I lay down on my belly next to her.
“Do you want screen.” She held out a tube of sun screen.
“Trust you to come with protection.”
Another blush.
She so had.
Shit, my cock twitched, right at the moment her cold hand touched my back.
She hadn’t waited on my agreement. But I wasn’t complaining. Her touch was gentle and careful.
When she’d finished, she threw the screen on top of her backpack and lay down next to me, still fully clothed.
I turned my head to look at her, resting my cheek on my crossed arms. She was on her back and she’d shut her eyes. “Aren’t you gonna strip down to your bikini?”
Her head turned. “No, it’s cold, and I don’t like to strip off.”
“You’re weird. Nearly every girl I know would freeze to get a tan.”
“Yeah, well I’m not
every girl
.”
Yeah, I did know that, but she
was
weird sometimes. “Get your shorts off, get your top off, and get some sun on your skin. It’ll make you feel better.”
She rolled onto her belly, mirroring my posture, with her arms folded and her cheek on the back of her hands as she looked at me. “No.”

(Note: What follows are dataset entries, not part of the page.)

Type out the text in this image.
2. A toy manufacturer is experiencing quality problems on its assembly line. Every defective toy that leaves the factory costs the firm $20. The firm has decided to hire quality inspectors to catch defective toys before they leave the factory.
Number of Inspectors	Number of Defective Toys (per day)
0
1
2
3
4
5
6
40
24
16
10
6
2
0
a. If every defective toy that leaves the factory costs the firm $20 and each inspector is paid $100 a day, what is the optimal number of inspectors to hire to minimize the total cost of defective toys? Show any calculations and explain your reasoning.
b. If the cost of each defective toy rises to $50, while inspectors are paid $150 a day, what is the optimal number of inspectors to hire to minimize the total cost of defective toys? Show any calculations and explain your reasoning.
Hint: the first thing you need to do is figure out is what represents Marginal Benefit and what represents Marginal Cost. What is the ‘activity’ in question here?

I frowned at her. “Come on, take your stuff off.”
“No, I really don’t want to.”
“Why?”
“Billy, don’t push me.”
“No, the more you refuse, the more you make me think there’s something wrong. What’s wrong with taking your stuff off.”
“I hate my stomach!” she growled at me, rolling onto her back and then sitting up.
Frick. I laughed.
The flat of her fist hit my shoulder.
“I thought we’d covered stopping the violence last night…”
She poked her tongue out at me, but there really was anger in her eyes.
I turned my head to rest my forehead on my crossed arms. “Lind, your stomach is fine.”
“I don’t feel comfortable.” Her pitch rang with annoyance.
I looked at her again. There was nothing wrong with her! “Lind. Take your fucking stuff off. You’ve got a gorgeous body.” Perhaps I shouldn’t be admitting I thought that, but whatever. “Just take it off. You look thinner than 90 percent of the women in this town!”